Un ruolo, quello del volontariato delle consacrate, che però ha una doppia fragilità. Da un lato la mancanza «di un riconoscimento della particolarità della loro azione nel carcere da parte dell’amministrazione penitenziaria, che durante la pandemia è diventata un impedimento alla loro presenza», scrive Carlo Roberto Maria Redaelli, arcivescovo di Gorizia e presidente di Caritas italiana. Inoltre, aggiunge il presule, c’è anche «il mancato riconoscimento ecclesiale che crea gravi problemi». Radaelli fa un esempio tipico: il subentro di una consacrata a un’altra, destinata a un diverso incarico. «Se non è prevista una presenza della donna consacrata all’interno di un preciso progetto pastorale, è facile che l’azione della consacrata in trasferimento venga interpretata come una scelta personale, che non impegna l’Istituto o l’associazione di appartenenza, né la diocesi, a provvedere a una sostituzione. Di conseguenza è facile che la consacrata non venga sostituita, con grave danno all’azione pastorale dentro il carcere». Una strada per superare queste difficoltà, su cui concorda anche suor Nicoletta, potrebbe essere analoga a quella perseguita «con una certa efficacia per le strutture sanitarie e già da tempo oggetto di riflessione nell’ambito della pastorale carceraria: la costituzione di una “cappellania”. Nella cappellania carceraria, senza nulla togliere alla responsabilità ultima del sacerdote Cappellano, potrebbe trovare spazio riconosciuto la presenza e l’azione di diaconi e di consacrate, come anche di collaboratori laici».
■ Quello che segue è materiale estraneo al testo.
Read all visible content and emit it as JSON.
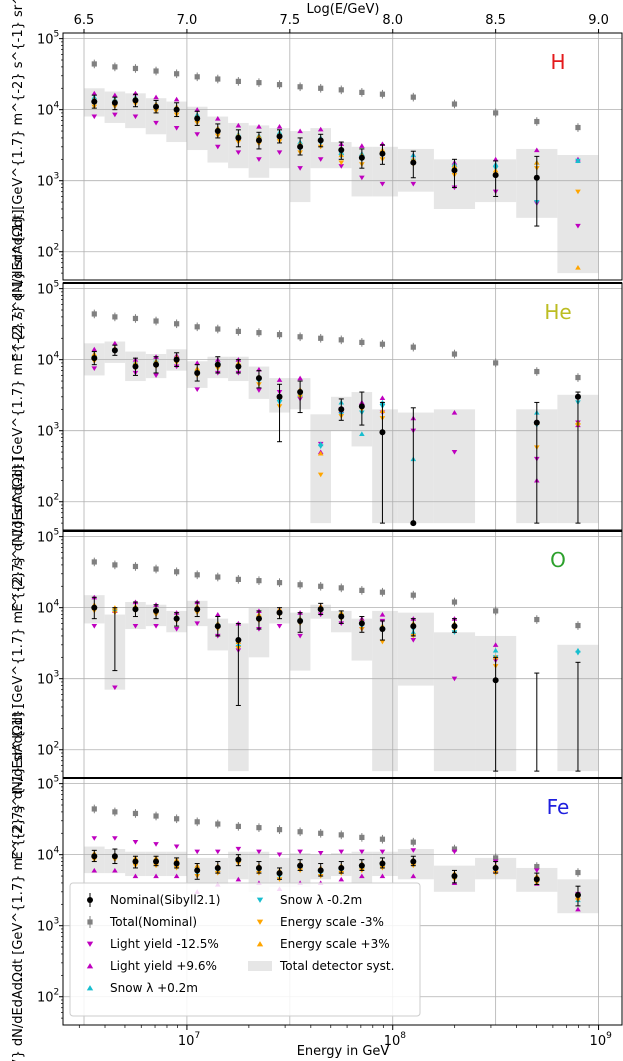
{
  "chart_data": {
    "type": "scatter",
    "x_axis": {
      "label": "Energy in GeV",
      "scale": "log",
      "range": [
        2500000,
        1300000000
      ],
      "ticks": [
        {
          "v": 10000000,
          "b": "10",
          "e": "7"
        },
        {
          "v": 100000000,
          "b": "10",
          "e": "8"
        },
        {
          "v": 1000000000,
          "b": "10",
          "e": "9"
        }
      ]
    },
    "top_axis": {
      "label": "Log(E/GeV)",
      "ticks": [
        "6.5",
        "7.0",
        "7.5",
        "8.0",
        "8.5",
        "9.0"
      ]
    },
    "y_axis": {
      "label": "E^{2.7} dN/dEdAdΩdt [GeV^{1.7} m^{-2} s^{-1} sr^{-1}]",
      "scale": "log",
      "range": [
        40,
        120000
      ],
      "ticks": [
        {
          "v": 100,
          "b": "10",
          "e": "2"
        },
        {
          "v": 1000,
          "b": "10",
          "e": "3"
        },
        {
          "v": 10000,
          "b": "10",
          "e": "4"
        },
        {
          "v": 100000,
          "b": "10",
          "e": "5"
        }
      ]
    },
    "legend": {
      "placement": "lower-left",
      "entries": [
        {
          "key": "nominal",
          "label": "Nominal(Sibyll2.1)"
        },
        {
          "key": "total",
          "label": "Total(Nominal)"
        },
        {
          "key": "ly_down",
          "label": "Light yield -12.5%"
        },
        {
          "key": "ly_up",
          "label": "Light yield +9.6%"
        },
        {
          "key": "snow_up",
          "label": "Snow λ +0.2m"
        },
        {
          "key": "snow_down",
          "label": "Snow λ -0.2m"
        },
        {
          "key": "es_down",
          "label": "Energy scale -3%"
        },
        {
          "key": "es_up",
          "label": "Energy scale +3%"
        },
        {
          "key": "syst",
          "label": "Total detector syst."
        }
      ]
    },
    "colors": {
      "nominal": "#000000",
      "total": "#808080",
      "ly_down": "#bf00bf",
      "ly_up": "#bf00bf",
      "snow_up": "#17becf",
      "snow_down": "#17becf",
      "es_down": "#ffa500",
      "es_up": "#ffa500",
      "syst": "#e6e6e6"
    },
    "log_energy_bins": [
      6.55,
      6.65,
      6.75,
      6.85,
      6.95,
      7.05,
      7.15,
      7.25,
      7.35,
      7.45,
      7.55,
      7.65,
      7.75,
      7.85,
      7.95,
      8.1,
      8.3,
      8.5,
      8.7,
      8.9
    ],
    "total": [
      44000,
      40000,
      38000,
      35000,
      32000,
      29000,
      27000,
      25000,
      24000,
      22500,
      21000,
      20000,
      19000,
      17500,
      16500,
      15000,
      12000,
      9000,
      6800,
      5600
    ],
    "panels": [
      {
        "label": "H",
        "label_color": "#e41a1c",
        "nominal": [
          13000,
          12500,
          13500,
          11000,
          10000,
          7500,
          5000,
          4000,
          3700,
          4200,
          3000,
          3700,
          2700,
          2100,
          2400,
          1800,
          1400,
          1200,
          1100,
          null
        ],
        "err_low": [
          10500,
          10000,
          11000,
          9000,
          8000,
          6000,
          4000,
          3000,
          2800,
          3400,
          2300,
          3000,
          2000,
          1500,
          1700,
          1100,
          800,
          600,
          230,
          null
        ],
        "err_high": [
          16000,
          15000,
          16500,
          13500,
          12500,
          9500,
          6300,
          5200,
          4800,
          5200,
          4000,
          4500,
          3500,
          2800,
          3200,
          2600,
          2000,
          1900,
          2200,
          null
        ],
        "syst_low": [
          8000,
          6500,
          5500,
          4500,
          3500,
          2700,
          1800,
          1500,
          1100,
          1500,
          500,
          1500,
          1500,
          600,
          600,
          700,
          400,
          500,
          300,
          50
        ],
        "syst_high": [
          20000,
          18000,
          17000,
          14500,
          13000,
          11000,
          8000,
          6500,
          6000,
          5500,
          5000,
          5500,
          3500,
          3000,
          3000,
          2800,
          2000,
          2000,
          2800,
          2300
        ],
        "ly_down": [
          8000,
          8500,
          8000,
          6500,
          5500,
          4500,
          3000,
          2500,
          2000,
          2500,
          1500,
          2000,
          1600,
          1100,
          900,
          900,
          800,
          700,
          480,
          230
        ],
        "ly_up": [
          17000,
          16000,
          17000,
          15000,
          14000,
          10000,
          7500,
          6000,
          5800,
          5800,
          5000,
          5300,
          3300,
          3100,
          3300,
          2300,
          1800,
          2000,
          2700,
          2000
        ],
        "snow_up": [
          15000,
          14000,
          15000,
          12000,
          11000,
          8500,
          5500,
          4500,
          4300,
          4800,
          3500,
          4000,
          2500,
          2400,
          2600,
          2300,
          1700,
          1700,
          1800,
          1900
        ],
        "snow_down": [
          12000,
          11500,
          12500,
          10500,
          9500,
          7000,
          4800,
          4000,
          3700,
          4000,
          2800,
          3400,
          2200,
          2000,
          2300,
          1900,
          1500,
          1500,
          500,
          1900
        ],
        "es_down": [
          11000,
          11000,
          12000,
          9500,
          8500,
          6500,
          4300,
          3500,
          3300,
          3600,
          2500,
          3000,
          1800,
          1700,
          2000,
          1700,
          1200,
          1200,
          1500,
          700
        ],
        "es_up": [
          14000,
          13500,
          14500,
          12000,
          11000,
          8000,
          5500,
          4400,
          4200,
          4500,
          3300,
          3800,
          2300,
          2300,
          2700,
          2000,
          1600,
          1400,
          1800,
          60
        ]
      },
      {
        "label": "He",
        "label_color": "#bcbd22",
        "nominal": [
          10500,
          13500,
          8000,
          8500,
          10000,
          6500,
          8500,
          8000,
          5500,
          3000,
          3500,
          null,
          2000,
          2200,
          950,
          50,
          null,
          null,
          1300,
          3000
        ],
        "err_low": [
          8500,
          11500,
          6000,
          6500,
          8000,
          5000,
          6500,
          6500,
          4000,
          700,
          1800,
          null,
          1400,
          1200,
          50,
          50,
          null,
          null,
          50,
          50
        ],
        "err_high": [
          13000,
          16000,
          10500,
          11000,
          12500,
          8500,
          11000,
          10000,
          7000,
          4500,
          5000,
          1500,
          2800,
          3500,
          2500,
          2100,
          850,
          680,
          2500,
          3500
        ],
        "syst_low": [
          6000,
          9000,
          5000,
          5500,
          7000,
          4000,
          5500,
          5000,
          2800,
          1800,
          2000,
          50,
          1000,
          600,
          50,
          50,
          50,
          50,
          50,
          50
        ],
        "syst_high": [
          17000,
          18000,
          13000,
          12000,
          14000,
          9500,
          11000,
          11000,
          8000,
          5500,
          5500,
          1700,
          3000,
          3500,
          2000,
          1800,
          2000,
          50,
          2000,
          3200
        ],
        "ly_down": [
          7500,
          13000,
          6500,
          6000,
          8000,
          3800,
          6500,
          6500,
          3700,
          3500,
          2800,
          650,
          2000,
          2200,
          1800,
          1000,
          500,
          null,
          400,
          1300
        ],
        "ly_up": [
          14000,
          17000,
          10000,
          11000,
          11500,
          9000,
          10000,
          10000,
          7300,
          5200,
          5500,
          500,
          1900,
          2500,
          2900,
          1500,
          1800,
          null,
          200,
          1200
        ],
        "snow_up": [
          11000,
          14000,
          9000,
          9500,
          10500,
          7000,
          8500,
          8500,
          5500,
          2800,
          3200,
          650,
          2500,
          900,
          2500,
          400,
          null,
          null,
          1800,
          3000
        ],
        "snow_down": [
          10500,
          13500,
          8500,
          9000,
          10000,
          6500,
          8500,
          8000,
          5000,
          2500,
          3000,
          600,
          1700,
          1800,
          2200,
          null,
          null,
          null,
          1200,
          2500
        ],
        "es_down": [
          9500,
          13000,
          7500,
          8000,
          9000,
          6000,
          7500,
          7500,
          4500,
          2200,
          3000,
          240,
          1600,
          2000,
          1500,
          null,
          null,
          null,
          580,
          1200
        ],
        "es_up": [
          12000,
          14500,
          9000,
          9500,
          11000,
          7500,
          9000,
          9000,
          5800,
          3000,
          3800,
          480,
          2000,
          2300,
          1900,
          null,
          null,
          null,
          1300,
          1300
        ]
      },
      {
        "label": "O",
        "label_color": "#2ca02c",
        "nominal": [
          10000,
          null,
          9500,
          9000,
          7000,
          9500,
          5500,
          3500,
          7000,
          8500,
          6500,
          9500,
          7500,
          6000,
          5000,
          5500,
          5500,
          950,
          null,
          null
        ],
        "err_low": [
          7000,
          1300,
          7500,
          7000,
          5500,
          7500,
          4000,
          420,
          5000,
          7000,
          4500,
          8000,
          6000,
          4500,
          3500,
          4000,
          4500,
          50,
          50,
          50
        ],
        "err_high": [
          14000,
          10000,
          12000,
          11000,
          8500,
          12000,
          7500,
          6000,
          9000,
          10000,
          8500,
          11500,
          9000,
          7500,
          6500,
          7000,
          7000,
          2000,
          1200,
          1700
        ],
        "syst_low": [
          6000,
          700,
          5000,
          5500,
          4500,
          5500,
          2500,
          50,
          2000,
          6000,
          1300,
          7000,
          4500,
          1800,
          50,
          800,
          50,
          50,
          50,
          50
        ],
        "syst_high": [
          15000,
          8000,
          12000,
          11000,
          9000,
          12500,
          7000,
          6000,
          10000,
          10000,
          8500,
          11000,
          9000,
          7000,
          9000,
          8500,
          4500,
          4000,
          50,
          3000
        ],
        "ly_down": [
          5500,
          750,
          5500,
          5500,
          5000,
          6000,
          4000,
          2500,
          5000,
          5500,
          4000,
          8000,
          6000,
          5000,
          6500,
          3500,
          1000,
          1800,
          null,
          null
        ],
        "ly_up": [
          14000,
          9000,
          12000,
          11000,
          8500,
          12000,
          8000,
          6000,
          9000,
          9500,
          8500,
          10500,
          8000,
          7000,
          8000,
          7000,
          7000,
          3000,
          null,
          null
        ],
        "snow_up": [
          10500,
          9500,
          10000,
          9000,
          7500,
          10000,
          6000,
          3000,
          7500,
          9000,
          7000,
          10000,
          8500,
          6000,
          5500,
          4500,
          6000,
          2500,
          null,
          2500
        ],
        "snow_down": [
          9500,
          9000,
          9500,
          8500,
          7000,
          9000,
          5500,
          2800,
          7000,
          8500,
          6500,
          9500,
          7500,
          5500,
          5000,
          5000,
          4500,
          2000,
          null,
          2300
        ],
        "es_down": [
          9000,
          8500,
          9000,
          8000,
          6500,
          8500,
          5000,
          2700,
          6500,
          8000,
          6000,
          9000,
          7000,
          5000,
          3300,
          4000,
          5000,
          1500,
          null,
          null
        ],
        "es_up": [
          11000,
          10000,
          10500,
          9500,
          7500,
          10500,
          6000,
          3300,
          8000,
          9500,
          7000,
          10500,
          8500,
          6500,
          5500,
          6000,
          6000,
          2000,
          null,
          null
        ]
      },
      {
        "label": "Fe",
        "label_color": "#1f1fde",
        "nominal": [
          9500,
          9500,
          8000,
          8000,
          7500,
          6000,
          6500,
          8500,
          6500,
          5500,
          7000,
          6000,
          6500,
          7000,
          7500,
          8000,
          5000,
          6500,
          4500,
          2700
        ],
        "err_low": [
          8000,
          7500,
          6500,
          7000,
          6500,
          4500,
          5500,
          7000,
          5500,
          4500,
          6000,
          5000,
          5500,
          6000,
          6500,
          7000,
          4000,
          5500,
          3800,
          1900
        ],
        "err_high": [
          11500,
          12000,
          9500,
          9500,
          9000,
          7500,
          8000,
          10000,
          8000,
          6500,
          8500,
          7500,
          8000,
          8500,
          9000,
          9500,
          6000,
          8000,
          5500,
          3600
        ],
        "syst_low": [
          5500,
          5500,
          5000,
          5000,
          5000,
          3800,
          3800,
          4500,
          3000,
          3500,
          3500,
          4500,
          5000,
          4000,
          5000,
          4500,
          3000,
          4500,
          3000,
          1500
        ],
        "syst_high": [
          13000,
          12000,
          11000,
          11000,
          11000,
          9000,
          9000,
          11000,
          11000,
          9000,
          10500,
          10000,
          10500,
          11000,
          11000,
          12000,
          7000,
          9000,
          6500,
          4500
        ],
        "ly_down": [
          17000,
          17000,
          15000,
          14000,
          13000,
          11000,
          11000,
          12000,
          11000,
          10000,
          11000,
          10500,
          11000,
          11000,
          11000,
          11500,
          11000,
          8000,
          6000,
          2800
        ],
        "ly_up": [
          6000,
          6000,
          5000,
          5000,
          5000,
          3000,
          3800,
          4500,
          4000,
          3300,
          4000,
          4000,
          4500,
          5000,
          5000,
          5000,
          4000,
          6000,
          3900,
          1700
        ],
        "snow_up": [
          10000,
          9500,
          8500,
          8500,
          8000,
          6500,
          6500,
          8500,
          6500,
          5500,
          7000,
          6000,
          6500,
          7000,
          7500,
          8500,
          5000,
          6500,
          4500,
          2300
        ],
        "snow_down": [
          9000,
          9000,
          7500,
          7500,
          7000,
          5500,
          6000,
          8000,
          6000,
          5000,
          6500,
          5500,
          6000,
          6500,
          7000,
          7500,
          4500,
          6000,
          4000,
          2600
        ],
        "es_down": [
          8500,
          8500,
          7000,
          7000,
          6500,
          5000,
          5500,
          7500,
          5500,
          4500,
          6000,
          5000,
          5500,
          6000,
          6500,
          7000,
          4500,
          5500,
          4000,
          2300
        ],
        "es_up": [
          10500,
          10000,
          9000,
          9000,
          8500,
          7000,
          7000,
          9000,
          7000,
          6000,
          7500,
          6500,
          7000,
          7500,
          8000,
          8500,
          5500,
          7000,
          5000,
          2500
        ]
      }
    ]
  }
}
Un modo anche per dare unità agli interventi da parte del mondo cattolico, frammentati e che rischiano di sovrapporsi. La Caritas italiana ne stava ragionando un paio di anni fa. L’ispettorato sta lavorando sul tema cappellanie. Suor Nicoletta, che come coordinatrice del servizio delle religiose partecipa alla consulta dell’Ispettorato, è pronta a portare il suo contributo.

di Vittoria Prisciandaro
Giornalista Periodici San Paolo «Credere» e «Jesus»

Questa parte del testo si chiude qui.